Had a few crashes

The smartctl data you show up there looks perfect; the disk seems healthy. The reallocated sector and pending sector counts and errors are all zero.

Now, the fact that the disk itself (spinning platter and moving heads) are healthy doesn't always mean that the disk interface it also healthy. But there is no indication of a bad interface in your case. In theory, one could have a bad SATA cable, and given the state of hardware drivers, it can cause FreeBSD on commodity hardware to come to a sudden stop (no writing of crash dumps, no reboot, machine completely frozen). Been there, done that, had to pull all disk cables out one at a time until it started working again. But that's not your problem: (a) You are getting a crash dump, it it's telling you what the reason is, which is not hardware related. (b) The machine reboots fine.
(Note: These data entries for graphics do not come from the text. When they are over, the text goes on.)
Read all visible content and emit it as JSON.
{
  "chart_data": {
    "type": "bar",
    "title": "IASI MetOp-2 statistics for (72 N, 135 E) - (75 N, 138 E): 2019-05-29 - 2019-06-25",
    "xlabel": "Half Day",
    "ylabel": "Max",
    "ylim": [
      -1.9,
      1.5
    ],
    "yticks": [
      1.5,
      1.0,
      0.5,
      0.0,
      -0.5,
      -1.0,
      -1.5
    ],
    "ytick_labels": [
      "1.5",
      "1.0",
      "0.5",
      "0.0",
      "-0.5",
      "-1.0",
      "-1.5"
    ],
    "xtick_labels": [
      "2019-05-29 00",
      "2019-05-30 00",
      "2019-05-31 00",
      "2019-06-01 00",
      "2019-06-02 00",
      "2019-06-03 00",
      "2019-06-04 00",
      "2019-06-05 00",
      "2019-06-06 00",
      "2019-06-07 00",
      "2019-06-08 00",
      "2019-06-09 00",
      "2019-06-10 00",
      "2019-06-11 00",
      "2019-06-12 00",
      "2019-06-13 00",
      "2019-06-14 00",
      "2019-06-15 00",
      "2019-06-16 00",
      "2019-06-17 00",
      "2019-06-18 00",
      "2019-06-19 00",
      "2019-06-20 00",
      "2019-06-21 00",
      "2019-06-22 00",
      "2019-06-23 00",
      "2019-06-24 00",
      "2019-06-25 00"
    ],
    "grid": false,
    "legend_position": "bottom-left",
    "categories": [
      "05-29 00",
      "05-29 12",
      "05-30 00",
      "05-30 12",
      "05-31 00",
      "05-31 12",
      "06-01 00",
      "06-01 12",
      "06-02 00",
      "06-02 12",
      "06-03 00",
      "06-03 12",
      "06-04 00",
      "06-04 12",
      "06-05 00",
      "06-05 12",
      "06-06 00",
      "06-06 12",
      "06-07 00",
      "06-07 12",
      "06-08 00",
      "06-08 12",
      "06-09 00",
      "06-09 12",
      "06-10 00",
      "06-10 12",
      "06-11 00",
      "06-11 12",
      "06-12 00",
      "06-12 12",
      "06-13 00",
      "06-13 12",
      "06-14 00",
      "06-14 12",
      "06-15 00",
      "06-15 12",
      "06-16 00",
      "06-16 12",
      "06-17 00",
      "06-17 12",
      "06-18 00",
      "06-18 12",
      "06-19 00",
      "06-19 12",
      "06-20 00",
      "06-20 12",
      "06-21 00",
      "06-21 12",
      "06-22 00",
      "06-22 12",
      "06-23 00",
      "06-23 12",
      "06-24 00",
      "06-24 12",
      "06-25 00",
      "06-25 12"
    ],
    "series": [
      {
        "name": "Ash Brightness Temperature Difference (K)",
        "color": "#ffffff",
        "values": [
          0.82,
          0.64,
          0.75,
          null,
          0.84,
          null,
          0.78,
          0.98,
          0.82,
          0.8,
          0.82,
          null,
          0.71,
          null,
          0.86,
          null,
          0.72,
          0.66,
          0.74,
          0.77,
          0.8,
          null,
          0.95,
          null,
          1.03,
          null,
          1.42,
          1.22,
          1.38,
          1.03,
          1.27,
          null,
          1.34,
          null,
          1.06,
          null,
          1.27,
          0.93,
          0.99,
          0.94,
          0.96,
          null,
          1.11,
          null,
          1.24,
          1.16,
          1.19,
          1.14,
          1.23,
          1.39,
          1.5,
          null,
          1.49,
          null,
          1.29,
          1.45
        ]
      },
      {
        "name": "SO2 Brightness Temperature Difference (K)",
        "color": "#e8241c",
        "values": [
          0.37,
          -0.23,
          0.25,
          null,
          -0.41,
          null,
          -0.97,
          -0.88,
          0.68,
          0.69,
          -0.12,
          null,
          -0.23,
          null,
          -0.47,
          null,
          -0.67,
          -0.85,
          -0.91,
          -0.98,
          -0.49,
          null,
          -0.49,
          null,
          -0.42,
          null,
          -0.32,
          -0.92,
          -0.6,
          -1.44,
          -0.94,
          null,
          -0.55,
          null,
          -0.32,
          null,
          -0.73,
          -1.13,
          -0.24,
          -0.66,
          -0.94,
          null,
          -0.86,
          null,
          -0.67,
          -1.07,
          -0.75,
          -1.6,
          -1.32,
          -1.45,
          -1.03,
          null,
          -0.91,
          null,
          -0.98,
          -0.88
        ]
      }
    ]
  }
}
As already discussed by others above: The reason is a file system inconsistency, meaning a data structure on disk has become garbage, in a directory. It's the kind of inconsistency which causes the kernel to deliberately crash. This could theoretically be caused by the disk hardware (undetected read error, causing corruption in a data structure). But more likely is a bug in the FreeBSD software. There is no way a normal user-mode application (like transmission-qt) can legally cause this. The only way to cause this without assuming an OS bug would be if root deliberately overwrites a disk, which is highly unlikely (unless someone has been playing with dd command, which hopefully doesn't happen).

What should you do? Save your data, and then reformat the problem file system. If you have a spare disk drive, here's what I would do: Get the spare drive, format it with the desired file system, copy the surviving data onto the spare (hope the copy process survives without a crash), put the spare into the running system, take the problem disk out, and reformat it with the file system, and you have another spare again.